[FOM] independence of RVM/attribution
joeshipman@aol.com
joeshipman at aol.com
Sun Feb 12 19:42:45 EST 2006
I didn't exactly misattribute the unprovability of RVM to Solovay. I
was aware it was previously known to be unprovable, what I meant to say
was that Solovay showed how powerful RVM could be. (What I actually
said was that Solovay showed that RVM was "more powerful", when what I
meant was "MUCH more powerful").
Friedman is correct that the unprovability of RVM was known in the
30's, but it's a bit misleading say it was known "soon after Godel's
Second Incompleteness Theorem". Godel's Second Incompleteness Theorem
immediately gives the unprovability of the existence (or even
consistency) of STRONG inaccessibles, but to get the unprovability of
the existence of WEAK inaccessibles you need Godel's later work on
Constructible sets and the consistency of GCH.
-- JS
-----Original Message-----
From: Harvey Friedman <friedman at math.ohio-state.edu>
To: fom <fom at cs.nyu.edu>
Sent: Sun, 12 Feb 2006 11:46:52 -0500
Subject: [FOM] independence of RVM/attribution
Shipman http://www.cs.nyu.edu/pipermail/fom/2006-February/009748.html
misattributed the unprovability of RVM (existence of a real valued
measurable cardinal) in ZFC to Solovay.

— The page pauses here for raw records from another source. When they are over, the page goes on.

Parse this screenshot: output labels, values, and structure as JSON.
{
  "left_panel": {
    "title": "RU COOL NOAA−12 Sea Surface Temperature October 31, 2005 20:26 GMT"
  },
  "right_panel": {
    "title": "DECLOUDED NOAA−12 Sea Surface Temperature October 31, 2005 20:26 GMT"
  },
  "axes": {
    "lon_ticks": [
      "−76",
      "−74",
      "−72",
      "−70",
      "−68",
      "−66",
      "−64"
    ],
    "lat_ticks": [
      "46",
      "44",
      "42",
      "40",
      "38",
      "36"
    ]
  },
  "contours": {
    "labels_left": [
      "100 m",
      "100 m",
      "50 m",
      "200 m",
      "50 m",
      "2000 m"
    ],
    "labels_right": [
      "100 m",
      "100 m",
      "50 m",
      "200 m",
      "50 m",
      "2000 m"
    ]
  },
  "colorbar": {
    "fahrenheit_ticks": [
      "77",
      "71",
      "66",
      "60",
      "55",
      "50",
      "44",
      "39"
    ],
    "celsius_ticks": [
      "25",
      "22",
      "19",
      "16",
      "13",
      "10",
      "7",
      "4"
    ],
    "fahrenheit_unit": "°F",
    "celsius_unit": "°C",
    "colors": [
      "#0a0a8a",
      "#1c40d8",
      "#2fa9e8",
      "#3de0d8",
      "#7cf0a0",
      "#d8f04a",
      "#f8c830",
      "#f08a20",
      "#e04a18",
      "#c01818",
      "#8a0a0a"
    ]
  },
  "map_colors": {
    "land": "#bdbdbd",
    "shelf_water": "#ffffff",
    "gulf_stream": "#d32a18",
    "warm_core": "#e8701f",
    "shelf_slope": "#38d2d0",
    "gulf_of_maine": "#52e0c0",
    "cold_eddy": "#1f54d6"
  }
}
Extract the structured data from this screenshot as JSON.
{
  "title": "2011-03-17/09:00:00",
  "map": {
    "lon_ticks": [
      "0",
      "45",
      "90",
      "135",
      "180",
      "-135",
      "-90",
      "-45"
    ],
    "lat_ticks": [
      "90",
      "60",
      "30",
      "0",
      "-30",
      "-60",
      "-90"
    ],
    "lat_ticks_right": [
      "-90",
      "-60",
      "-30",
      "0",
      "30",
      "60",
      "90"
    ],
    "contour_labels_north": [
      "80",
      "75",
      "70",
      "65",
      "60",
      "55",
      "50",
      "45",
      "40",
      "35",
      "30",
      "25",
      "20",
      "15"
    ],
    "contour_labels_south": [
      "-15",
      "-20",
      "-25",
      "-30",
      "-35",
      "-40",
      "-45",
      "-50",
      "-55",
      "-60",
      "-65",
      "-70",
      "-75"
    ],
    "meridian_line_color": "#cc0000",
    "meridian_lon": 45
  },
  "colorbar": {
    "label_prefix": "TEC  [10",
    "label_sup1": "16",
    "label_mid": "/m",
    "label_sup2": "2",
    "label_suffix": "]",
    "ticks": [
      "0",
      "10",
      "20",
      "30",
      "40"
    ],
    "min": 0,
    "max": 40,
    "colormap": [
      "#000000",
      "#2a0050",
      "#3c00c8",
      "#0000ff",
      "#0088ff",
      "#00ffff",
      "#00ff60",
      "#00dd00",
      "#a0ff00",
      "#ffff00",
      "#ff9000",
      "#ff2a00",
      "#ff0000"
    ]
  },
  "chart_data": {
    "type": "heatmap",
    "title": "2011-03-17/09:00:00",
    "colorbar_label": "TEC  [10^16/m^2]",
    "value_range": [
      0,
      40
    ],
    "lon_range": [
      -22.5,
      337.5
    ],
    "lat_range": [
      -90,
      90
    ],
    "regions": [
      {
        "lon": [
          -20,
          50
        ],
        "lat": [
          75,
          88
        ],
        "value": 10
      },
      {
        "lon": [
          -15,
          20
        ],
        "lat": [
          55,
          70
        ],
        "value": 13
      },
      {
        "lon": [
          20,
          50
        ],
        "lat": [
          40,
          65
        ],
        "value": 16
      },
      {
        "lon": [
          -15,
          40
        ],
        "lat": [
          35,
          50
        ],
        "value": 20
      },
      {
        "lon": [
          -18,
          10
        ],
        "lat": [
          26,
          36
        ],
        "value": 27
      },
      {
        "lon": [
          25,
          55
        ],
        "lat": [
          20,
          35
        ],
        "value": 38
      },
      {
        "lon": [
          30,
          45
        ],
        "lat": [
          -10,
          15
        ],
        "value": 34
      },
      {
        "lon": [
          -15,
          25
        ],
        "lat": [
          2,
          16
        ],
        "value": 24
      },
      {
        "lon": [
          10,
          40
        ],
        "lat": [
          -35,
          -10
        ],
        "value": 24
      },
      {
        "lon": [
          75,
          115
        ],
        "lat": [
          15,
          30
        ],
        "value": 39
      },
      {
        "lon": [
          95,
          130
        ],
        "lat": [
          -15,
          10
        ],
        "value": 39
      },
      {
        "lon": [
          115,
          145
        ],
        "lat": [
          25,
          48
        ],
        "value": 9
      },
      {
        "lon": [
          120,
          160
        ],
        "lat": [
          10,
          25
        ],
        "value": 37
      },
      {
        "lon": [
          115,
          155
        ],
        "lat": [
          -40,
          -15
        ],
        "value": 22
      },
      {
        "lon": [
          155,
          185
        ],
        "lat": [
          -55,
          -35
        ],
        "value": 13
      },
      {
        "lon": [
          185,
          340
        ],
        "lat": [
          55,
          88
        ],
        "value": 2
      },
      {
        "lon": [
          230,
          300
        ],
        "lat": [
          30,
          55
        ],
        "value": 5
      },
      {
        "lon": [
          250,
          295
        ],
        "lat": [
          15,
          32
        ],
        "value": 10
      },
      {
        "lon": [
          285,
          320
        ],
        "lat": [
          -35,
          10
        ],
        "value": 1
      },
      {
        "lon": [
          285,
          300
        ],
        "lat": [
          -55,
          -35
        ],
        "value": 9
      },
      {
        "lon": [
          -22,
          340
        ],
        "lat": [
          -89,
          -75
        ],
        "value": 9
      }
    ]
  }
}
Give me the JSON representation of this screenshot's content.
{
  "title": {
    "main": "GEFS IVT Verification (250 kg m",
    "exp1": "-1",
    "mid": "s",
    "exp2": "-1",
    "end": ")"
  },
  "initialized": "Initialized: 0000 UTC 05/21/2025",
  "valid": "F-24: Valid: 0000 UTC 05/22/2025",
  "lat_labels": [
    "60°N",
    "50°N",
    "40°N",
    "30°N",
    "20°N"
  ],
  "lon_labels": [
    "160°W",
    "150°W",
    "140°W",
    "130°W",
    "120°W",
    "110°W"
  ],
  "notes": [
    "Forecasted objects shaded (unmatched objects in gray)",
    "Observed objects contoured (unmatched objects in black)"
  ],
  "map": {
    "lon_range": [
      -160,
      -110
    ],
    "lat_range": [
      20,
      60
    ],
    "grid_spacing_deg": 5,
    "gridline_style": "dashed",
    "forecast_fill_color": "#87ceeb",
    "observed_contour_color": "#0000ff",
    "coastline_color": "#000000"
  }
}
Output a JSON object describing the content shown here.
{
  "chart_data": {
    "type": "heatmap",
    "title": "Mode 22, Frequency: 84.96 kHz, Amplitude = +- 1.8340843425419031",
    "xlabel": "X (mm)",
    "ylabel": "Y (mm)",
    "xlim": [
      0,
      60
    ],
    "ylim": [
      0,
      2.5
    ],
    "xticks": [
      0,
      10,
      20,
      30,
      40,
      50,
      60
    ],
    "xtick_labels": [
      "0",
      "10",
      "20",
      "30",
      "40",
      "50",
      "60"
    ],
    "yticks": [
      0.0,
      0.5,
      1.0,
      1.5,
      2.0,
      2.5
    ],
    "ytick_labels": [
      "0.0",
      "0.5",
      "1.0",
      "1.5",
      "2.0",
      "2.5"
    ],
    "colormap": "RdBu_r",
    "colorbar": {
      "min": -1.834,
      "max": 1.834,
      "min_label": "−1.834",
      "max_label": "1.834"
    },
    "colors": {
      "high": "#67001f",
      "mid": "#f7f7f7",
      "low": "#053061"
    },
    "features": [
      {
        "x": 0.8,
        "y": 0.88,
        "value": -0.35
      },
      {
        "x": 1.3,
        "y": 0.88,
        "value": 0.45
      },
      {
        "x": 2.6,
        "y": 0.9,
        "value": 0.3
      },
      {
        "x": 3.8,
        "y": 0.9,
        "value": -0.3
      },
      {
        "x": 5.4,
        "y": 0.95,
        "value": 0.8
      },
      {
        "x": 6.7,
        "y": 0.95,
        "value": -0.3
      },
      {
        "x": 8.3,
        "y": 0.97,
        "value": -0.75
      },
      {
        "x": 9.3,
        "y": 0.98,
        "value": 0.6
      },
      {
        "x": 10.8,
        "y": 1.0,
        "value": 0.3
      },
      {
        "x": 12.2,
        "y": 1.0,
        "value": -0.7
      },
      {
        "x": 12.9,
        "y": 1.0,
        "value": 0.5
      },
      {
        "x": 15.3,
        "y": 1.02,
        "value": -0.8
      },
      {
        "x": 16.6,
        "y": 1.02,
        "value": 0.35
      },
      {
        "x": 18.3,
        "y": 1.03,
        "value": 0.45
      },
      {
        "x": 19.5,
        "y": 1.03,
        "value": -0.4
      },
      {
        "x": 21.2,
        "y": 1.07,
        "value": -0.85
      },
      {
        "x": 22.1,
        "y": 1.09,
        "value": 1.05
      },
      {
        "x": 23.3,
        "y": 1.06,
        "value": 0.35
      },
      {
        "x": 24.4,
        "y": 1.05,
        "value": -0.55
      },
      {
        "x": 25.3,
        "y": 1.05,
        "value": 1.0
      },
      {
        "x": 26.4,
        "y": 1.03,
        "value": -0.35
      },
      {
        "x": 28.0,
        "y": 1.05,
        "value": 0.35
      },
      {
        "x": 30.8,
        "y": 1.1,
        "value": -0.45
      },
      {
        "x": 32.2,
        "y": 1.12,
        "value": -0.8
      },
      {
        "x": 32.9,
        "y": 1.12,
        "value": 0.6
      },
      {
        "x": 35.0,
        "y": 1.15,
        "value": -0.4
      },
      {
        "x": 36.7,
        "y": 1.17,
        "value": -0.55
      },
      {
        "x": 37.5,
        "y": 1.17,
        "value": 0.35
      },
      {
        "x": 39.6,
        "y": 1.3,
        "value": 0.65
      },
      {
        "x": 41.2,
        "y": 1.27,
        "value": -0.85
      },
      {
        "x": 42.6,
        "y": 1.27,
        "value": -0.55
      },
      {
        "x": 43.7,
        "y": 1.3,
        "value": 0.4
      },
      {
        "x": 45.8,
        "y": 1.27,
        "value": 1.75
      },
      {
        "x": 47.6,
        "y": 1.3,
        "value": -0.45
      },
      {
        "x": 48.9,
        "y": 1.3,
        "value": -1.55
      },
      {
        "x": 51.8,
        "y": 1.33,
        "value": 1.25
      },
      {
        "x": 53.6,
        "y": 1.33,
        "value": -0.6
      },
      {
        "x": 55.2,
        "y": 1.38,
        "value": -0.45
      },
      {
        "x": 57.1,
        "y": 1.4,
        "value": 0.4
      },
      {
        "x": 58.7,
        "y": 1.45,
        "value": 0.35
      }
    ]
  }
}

In my response to him, I didn't
clarify this properly.
It is a result of Ulam that every RVM is weakly inaccessible, in 1930.
It was known soon after Godel's second incompleteness theorem that the
existence of a weakly inaccessible cardinal is not provable in ZFC
(assuming
ZFC is consistent).
Solovay showed that the systems ZFC + RVM and ZFC + MC (measurable
cardinal)
are mutually interpretable. See
R.M. Solovay, Real-Valued Measurable Cardinals, in Axiomatic Set
Theory, ed.
Dana Scott, Proceedings of Symposia in Pure Mathematics vol. 13, part 1,
American Mathematical Society, 1971.